当他从哈佛大学毕业,在宾夕法尼亚大学做助理教授时,舒宾开始了自己的早期田野工作。他曾经在该州的泥盆纪地层中进行过集中挖掘。从修路暴露出的岩层中他们发现了巨大的捕食性鱼类、甲胄鱼类,以及四肢动物的骨骼。他的团队描述了3.65亿年前三角洲地带的生态系统。但是舒宾觉得这些化石太“年轻”。它形成时四足动物已经到处爬来爬去了,没有解决舒宾的问题:鱼如何演化成四足动物?“我们去的时候,派对已经结束了。”
没有别的办法,只好到别的地方去找。而能找到好的化石的地方都是人迹罕至的地方,这里的岩层很少受到人类的干扰。经过地质学研究,舒宾发现最合适的发掘地点是在加拿大的北极圈内。1999年,舒宾和同伴们开始了北极圈大冒险。这里只能由飞机进出,所能够携带的物品非常有限。他们甚至面临着北极熊的威胁。回顾在北极的工作时,舒宾写道:“在北极的第一周,队里的一名成员看到了一个移动着的白点,好像是一头离我们有四分之一英里远的北极熊。于是大家手忙脚乱地拿上枪,又打火,又吹哨,直到后来才发现它不过是离我们有200英尺远的一只白色北极狐”。
在北极的寻找几乎让人崩溃,在2004年,舒宾的小组进行了最后孤注一掷的尝试,结果发现了轰动世界的“提克”(Tiktaalik)。它长得像一条鱼,但有着鱼类没有的脖子,同时鳍中也长出了类似前肢的骨头。如今,它已经成为关于四足类动物起源问题的最著名标本。
【对话】
写作时我经常挣扎
舒宾:时间管理是现在生活最大的挑战之一。工作、家庭、休闲都需要平衡。我试图严格地规定每天的时间表:我每天早起,然后写作,八九点钟的时候在实验室工作,在下午完成行政任务,晚上用来陪家人。我非常享受同时做好几件事的过程:我喜欢一边在实验室工作,一边为野外发掘工作做计划。如果你享受这个过程,而且在一天结束后觉得充实,就会对做事本身产生很大帮助。
新京报:你们实验室里培养出的那些“畸形”的鱼最后都到哪儿去了?你不认为这么对待它们有些残忍吗?你认为在科学上对待动物的底线是什么?
舒宾:用动物来做研究需要负非常特殊的责任。我们要保证这些动物实验所要达到的目标是重要的,而不能出于娱乐目的。我们实验室做实验的鱼最终都被送到博物馆,这样全世界都可以研究它们。
新京报:你认为你的书为什么这么流行?你认为你作为作家有什么突出之处?一般的人为什么会喜欢你的书?

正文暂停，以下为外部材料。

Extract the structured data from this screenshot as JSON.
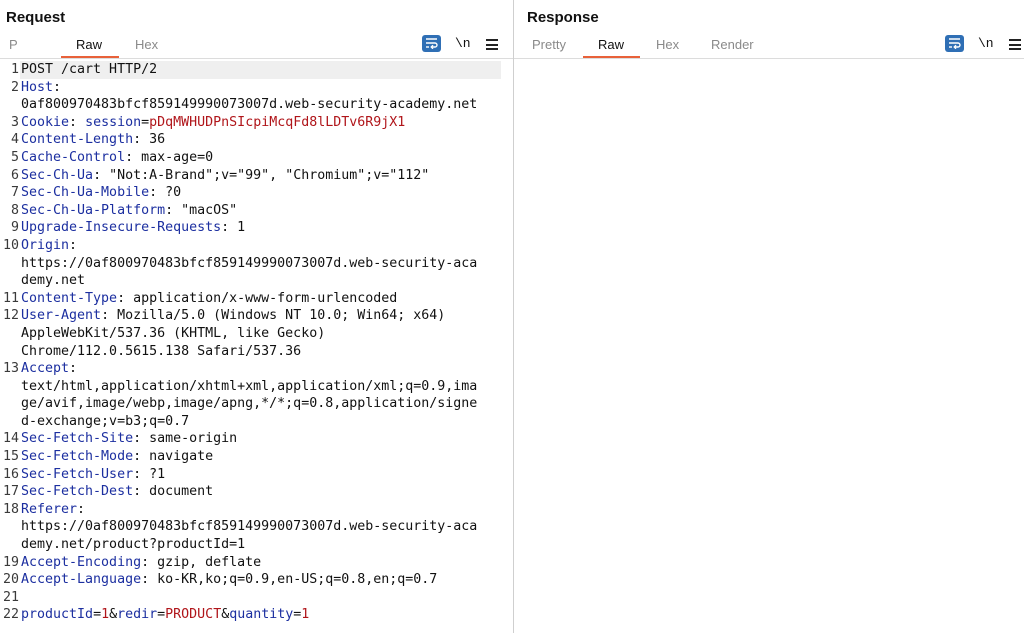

舒宾:我希望人们能够享受探索发现我们这个世界的过程。有太多的东西我们还没有发现!我写书的时候感到很开心,我希望人们能够在读它的时候学到以前不知道的东西并感到开心。科学有时会教给我们意想不到的东西。我喜欢讲述科学帮助我们理解我们星球和我们彼此的故事。
新京报:在电影《阿凡达》中,有很多六条腿的外星动物。为什么我们是四条腿的?六条腿好还是四条腿好?
舒宾:地球上确实有6条腿的青蛙。事实上,你可以找到有20条腿的青蛙。有时候哺乳动物生下来也会有多出来的腿。这些变种生物往往会挣扎求生,但最终会死于捕食者或者饥饿。一般的原因是多出来的腿没有神经,不能动,所以哺乳动物拖着它们就像是一条多出来的尾巴。所以说多于4条腿的动物很难生存。